AccueilCultureDes reliques dans les temples bwiti et dans les cathédrales

Des reliques dans les temples bwiti et dans les cathédrales

Chrétiens et bwitistes gagneraient à fusionner leur foi dans une sorte d’œcuménisme, puisque les deux approches philosophiques ont les mêmes pratiques, les mêmes procédés liturgiques.

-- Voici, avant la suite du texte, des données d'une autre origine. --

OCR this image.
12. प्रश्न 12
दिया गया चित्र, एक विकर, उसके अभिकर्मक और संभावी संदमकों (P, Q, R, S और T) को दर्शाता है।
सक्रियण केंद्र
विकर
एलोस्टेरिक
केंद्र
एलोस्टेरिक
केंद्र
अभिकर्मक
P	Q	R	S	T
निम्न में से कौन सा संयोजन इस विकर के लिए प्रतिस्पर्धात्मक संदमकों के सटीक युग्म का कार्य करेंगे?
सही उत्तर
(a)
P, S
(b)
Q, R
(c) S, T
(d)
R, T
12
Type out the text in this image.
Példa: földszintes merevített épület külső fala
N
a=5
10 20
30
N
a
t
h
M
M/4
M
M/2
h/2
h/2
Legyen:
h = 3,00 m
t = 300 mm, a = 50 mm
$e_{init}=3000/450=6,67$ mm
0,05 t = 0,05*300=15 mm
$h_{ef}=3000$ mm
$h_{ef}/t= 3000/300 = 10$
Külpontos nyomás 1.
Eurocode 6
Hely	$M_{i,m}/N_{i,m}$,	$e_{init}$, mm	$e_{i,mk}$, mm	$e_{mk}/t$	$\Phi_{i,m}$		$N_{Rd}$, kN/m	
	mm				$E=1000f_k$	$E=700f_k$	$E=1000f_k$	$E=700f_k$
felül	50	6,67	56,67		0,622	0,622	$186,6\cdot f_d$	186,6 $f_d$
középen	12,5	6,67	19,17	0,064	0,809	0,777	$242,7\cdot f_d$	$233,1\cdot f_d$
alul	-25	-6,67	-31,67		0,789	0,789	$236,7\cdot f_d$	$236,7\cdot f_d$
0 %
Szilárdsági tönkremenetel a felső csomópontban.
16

La façon dont est disposée une cathédrale rejoint exactement la disposition d’un temple bwiti. Dans les temples bwiti, une partie est réservée à tous, initiés ou non, lors des rites. Au bout de l’espace réservé à la partie folklorique, une nef est réservée aux initiés et non-initiés, hormis des séquences où le rituel – une sorte de présentoir – n’est accessible qu’aux initiés de haut niveau. Il sert d’autel comme dans les églises catholiques, et l’autel est tourné vers l’est, la même configuration que dans les églises. Derrière ce qui sert d’autel dans le temple bwiti, c’est une sorte de déambulatoire accessible aux hauts initiés. Le même déambulatoire que l’on retrouve dans les cathédrales.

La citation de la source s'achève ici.